Probably not going to change your mind, but possibly the mind of someone reading this who’s on the fence.
On the one hand, yes, for-profit healthcare can be incentived to come up with unnecessary treatments, or with over prescribing medications that have their time and place. That’s how the opium epidemic came to be, and that’s why ozempic is trendy among those who don’t really need it.
On the other hand, healthcare isn’t for-profit everywhere in the world, and neither is research. Especially the latter is often publicly funded. With publicly funded services, the most efficient way to go about health care is to only do necessary treatments and to try and get people off treatment once they don’t need it anymore.
Yes, we have more medications now than ever before. But that’s because research is progressive. We’re learning more and more about illnesses and how to best treat or even cure them. That’s why life expectancy is on the rise pretty much everywhere where the general public has access to shelter, food, and affordable healthcare.

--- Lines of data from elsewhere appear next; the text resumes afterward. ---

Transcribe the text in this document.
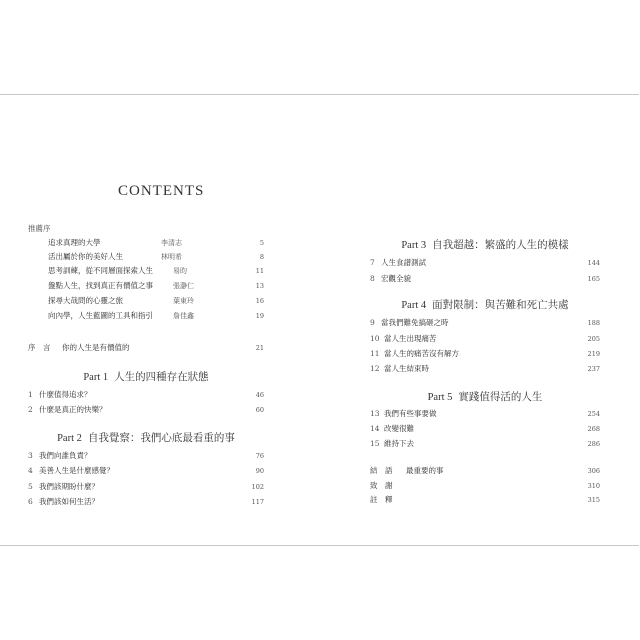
CONTENTS
推薦序
追求真理的大學	李清志	5
活出屬於你的美好人生	林明希	8
思考訓練，從不同層面探索人生	易昀	11
盤點人生，找到真正有價值之事	張瀞仁	13
探尋大哉問的心靈之旅	葉東玲	16
向內學，人生藍圖的工具和指引	詹佳鑫	19
序　言 你的人生是有價值的	21
Part 1 人生的四種存在狀態
1 什麼值得追求？	46
2 什麼是真正的快樂？	60
Part 2 自我覺察：我們心底最看重的事
3 我們向誰負責？	76
4 美善人生是什麼感覺？	90
5 我們該期盼什麼？	102
6 我們該如何生活？	117
Part 3 自我超越：繁盛的人生的模樣
7 人生食譜測試	144
8 宏觀全貌	165
Part 4 面對限制：與苦難和死亡共處
9 當我們難免搞砸之時	188
10 當人生出現痛苦	205
11 當人生的痛苦沒有解方	219
12 當人生結束時	237
Part 5 實踐值得活的人生
13 我們有些事要做	254
14 改變很難	268
15 維持下去	286
結　語 最重要的事	306
致　謝	310
註　釋	315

The fact that research is progressive is also why you’re seeing more illnesses, especially mental ones, pop up. Some decades ago, we simply didn’t have diagnostic criteria for mental illnesses that we do now. So, for example, autism just wasn’t called autism. Autistic people were just described as odd, crazy, rude, unsociable, lazy etc. For that reason, it makes sense to see a correlation between the number of illnesses and the number of medications, but that doesn’t mean the meds are causing the illnesses. If anything, it’s the other way around: recognizing more illnesses makes for the need for more medications.
Every medication was created for a purpose and has years and years of science and studies behind it. If we just prescribed random shit that doesn’t help, why would we bother with that?
However, that doesn’t mean there’s no over prescribing going on and that there’s no, for lack of a better term, evil plots by big pharma. The opium epidemic was willingly created by pharmaceutical companies for the sake of profit. That doesn’t mean that morphine etc. where just developed for that evil plot. It’s a legit necessary painkiller in many cases.
So to sum up: the meds are all necessary, even if they’re sometimes over prescribed for profit in some places.
For me if I have a headache I don’t take a drug for it because its unessential to make the headache go away. If I have a bad reaction to a drug I read the leaflet to see what I should do. Big pharma being a thing is because people pay good money and being a publicly traded company is the fastest way to grow and scale. But doing that causes the business to lose autonomy over their decision making, which is what leads to the scenes in America were people pay £1000 for insulin despite it being cheap to make. And alot of that money goes into research and development of new drugs for illnesses and diseases that people suffer from along side the people who have hundreds of thousands in the stock market who enrich themselves from the profits.